The people on the covers were, in contrast to Shaw’s era, expressive in their facial expressions and their body postures. Extreme close-up perspectives, unusual angles and the use of situational framing devices like keyholes, prison bars, gratings, broken windows and portholes drew reader attention on the newsstand. As did the occasional slightly surreal cover like the one on the March 1943 issue that showed a masked man holding a gun and phone to the head of a sweating man who’s stuck inside a boiler turned to high.
Violence against women, missing in the Shaw era and discreetly hinted at in Ellsworth’s time, was a frequent theme. To be fair to Steeger, covers featured women with guns drawn about as frequently as they showed them being menaced.
The interior illustrations were now done by Pete Kuhlhoff, whose style suited the less hard-boiled, more relaxed stories in Black Mask. Kuhlhoff’s work was more detailed with expressive people, curvy lines and full blacks replacing Bowker’s grim characters drawn with straight lines and gray shades in the 1930s.

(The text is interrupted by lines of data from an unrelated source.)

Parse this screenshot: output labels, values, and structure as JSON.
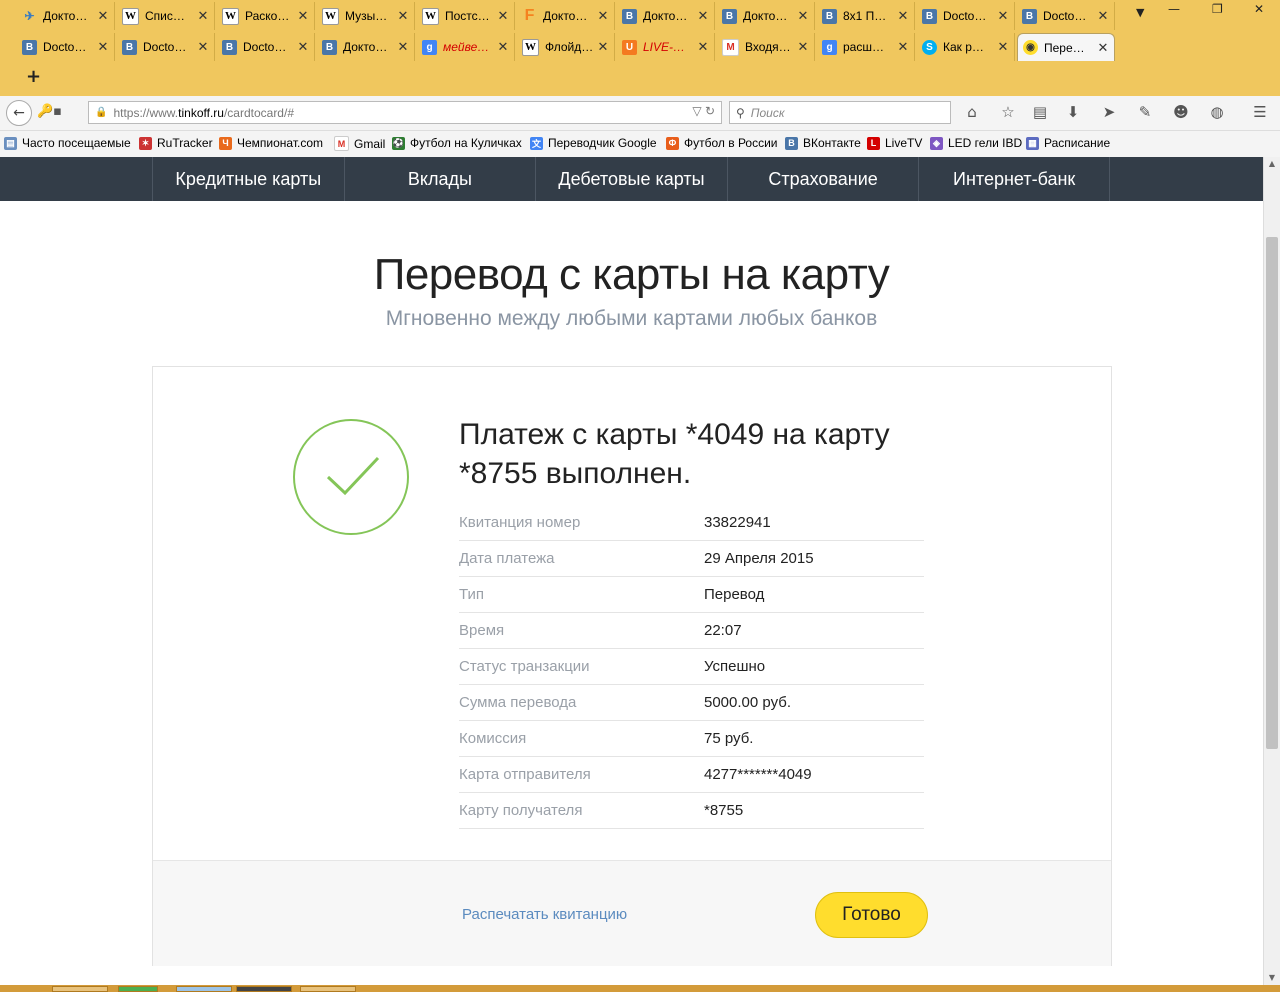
{
  "browser": {
    "tabs_row1": [
      {
        "icon": "bird",
        "title": "Докто…"
      },
      {
        "icon": "wiki",
        "title": "Спис…"
      },
      {
        "icon": "wiki",
        "title": "Раско…"
      },
      {
        "icon": "wiki",
        "title": "Музы…"
      },
      {
        "icon": "wiki",
        "title": "Постс…"
      },
      {
        "icon": "ff",
        "title": "Докто…"
      },
      {
        "icon": "vk",
        "title": "Докто…"
      },
      {
        "icon": "vk",
        "title": "Докто…"
      },
      {
        "icon": "vk",
        "title": "8х1 П…"
      },
      {
        "icon": "vk",
        "title": "Docto…"
      },
      {
        "icon": "vk",
        "title": "Docto…"
      }
    ],
    "tabs_row2": [
      {
        "icon": "vk",
        "title": "Docto…"
      },
      {
        "icon": "vk",
        "title": "Docto…"
      },
      {
        "icon": "vk",
        "title": "Docto…"
      },
      {
        "icon": "vk",
        "title": "Докто…"
      },
      {
        "icon": "gg",
        "title": "мейве…",
        "style": "red"
      },
      {
        "icon": "wiki",
        "title": "Флойд…"
      },
      {
        "icon": "lv",
        "title": "LIVE-…",
        "style": "red"
      },
      {
        "icon": "gm",
        "title": "Входя…"
      },
      {
        "icon": "gg",
        "title": "расш…"
      },
      {
        "icon": "sk",
        "title": "Как р…"
      },
      {
        "icon": "tk",
        "title": "Пере…",
        "active": true
      }
    ],
    "url_prefix": "https://www.",
    "url_host": "tinkoff.ru",
    "url_path": "/cardtocard/#",
    "search_placeholder": "Поиск",
    "bookmarks": [
      {
        "icon": "book",
        "label": "Часто посещаемые"
      },
      {
        "icon": "rt",
        "label": "RuTracker"
      },
      {
        "icon": "ch",
        "label": "Чемпионат.com"
      },
      {
        "icon": "gm",
        "label": "Gmail"
      },
      {
        "icon": "fk",
        "label": "Футбол на Куличках"
      },
      {
        "icon": "gt",
        "label": "Переводчик Google"
      },
      {
        "icon": "fr",
        "label": "Футбол в России"
      },
      {
        "icon": "vk",
        "label": "ВКонтакте"
      },
      {
        "icon": "live",
        "label": "LiveTV"
      },
      {
        "icon": "led",
        "label": "LED гели IBD"
      },
      {
        "icon": "cal",
        "label": "Расписание"
      }
    ]
  },
  "site_nav": [
    "Кредитные карты",
    "Вклады",
    "Дебетовые карты",
    "Страхование",
    "Интернет-банк"
  ],
  "page": {
    "title": "Перевод с карты на карту",
    "subtitle": "Мгновенно между любыми картами любых банков"
  },
  "receipt": {
    "headline_line1": "Платеж с карты *4049 на карту",
    "headline_line2": "*8755 выполнен.",
    "rows": [
      {
        "label": "Квитанция номер",
        "value": "33822941"
      },
      {
        "label": "Дата платежа",
        "value": "29 Апреля 2015"
      },
      {
        "label": "Тип",
        "value": "Перевод"
      },
      {
        "label": "Время",
        "value": "22:07"
      },
      {
        "label": "Статус транзакции",
        "value": "Успешно"
      },
      {
        "label": "Сумма перевода",
        "value": "5000.00 руб."
      },
      {
        "label": "Комиссия",
        "value": "75 руб."
      },
      {
        "label": "Карта отправителя",
        "value": "4277*******4049"
      },
      {
        "label": "Карту получателя",
        "value": "*8755"
      }
    ],
    "print_label": "Распечатать квитанцию",
    "done_label": "Готово"
  },
  "colors": {
    "accent_yellow": "#ffdd2d",
    "nav_dark": "#333d48",
    "success_green": "#84c558",
    "link_blue": "#5b8bbf",
    "chrome_orange": "#f0c75e"
  }
}
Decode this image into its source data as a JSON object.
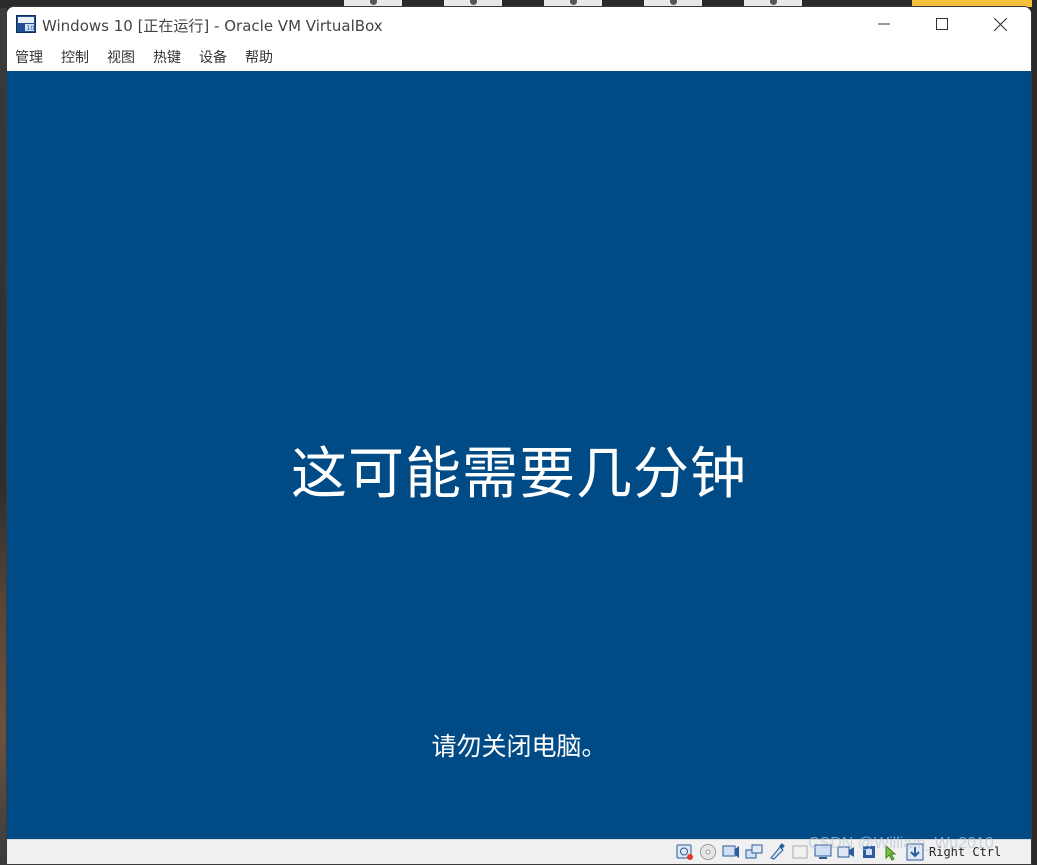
{
  "window": {
    "title": "Windows 10 [正在运行] - Oracle VM VirtualBox",
    "controls": {
      "minimize_icon": "minimize-icon",
      "maximize_icon": "maximize-icon",
      "close_icon": "close-icon"
    }
  },
  "menu": {
    "items": [
      "管理",
      "控制",
      "视图",
      "热键",
      "设备",
      "帮助"
    ]
  },
  "vm_screen": {
    "heading": "这可能需要几分钟",
    "subtext": "请勿关闭电脑。",
    "background_color": "#004a85"
  },
  "statusbar": {
    "icons": [
      "hard-disk-icon",
      "optical-drive-icon",
      "audio-icon",
      "network-icon",
      "usb-icon",
      "shared-folders-icon",
      "display-icon",
      "video-capture-icon",
      "cpu-icon",
      "mouse-integration-icon",
      "keyboard-capture-icon"
    ],
    "host_key": "Right Ctrl"
  },
  "watermark": "CSDN @William_Wu2010"
}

The drawings were now less hard-boiled and darker, like the stories themselves.
Though everyone involved was giving their best, external factors were driving the pulps out of business. In World War 2, the industry was hit with paper restrictions, rising prices and the loss of their best customers who shipped overseas or to training camps. Black Mask tried to maintain the cover price of 15 cents, but something had to give. The page count dropped, first from 128 to 112 sometime in 1943 and then to 96 pages with the Sept 1944 issue. They tried to compensate with a tinier font that is much harder to read than the previous issues. Black Mask switched to bi-monthly publication with the March 1943 issue.
A few years later, in May 1947, White tried to reboot the magazine. 32 pages were added. The contents were a little more hard-boiled. Authors like John D. MacDonald, Bruno Fischer, Richard Deming, William Campbell Gault and Frederic Brown made their debuts. White’s taste in crime fiction was excellent. What was missing was a real headliner, one who was already famous.
In the new covers the means of death were highlighted on the cover – a rooster’s claws, the electric chair, a hammer, a syringe etc. and the dying person was in the background. While this made for dramatic covers, the quirkiness of De Soto’s covers disappeared. Something had changed about the covers. They no longer looked as bright or glossy. It could have been the grade of paper, the inks or the printing process. Either way, the covers didn’t grab your attention as much as they used to.
A single illustrator was no longer doing the interiors. Uncredited artists (another change) used a variety of styles, one for each story. This was in line with other Popular Publication pulps.
The price increased to 25 cents. If you ask me, it was a bargain. Manhunt, launched six years later, offered 144 digest sized pages at the same price. Black Mask, printed in the pulp format, was giving the reader the equivalent of nearly one and a half Manhunt issues in one issue. It didn’t work. Sometimes you have the right idea at the wrong time.
In 1949 White and Popular Publications parted ways. He went to Esquire, where he was an assistant editor and then became fiction editor. He left Esquire to create his own literary agency and represented notable science fiction authors like H. Beam Piper before his unexpectedly early death in 1964.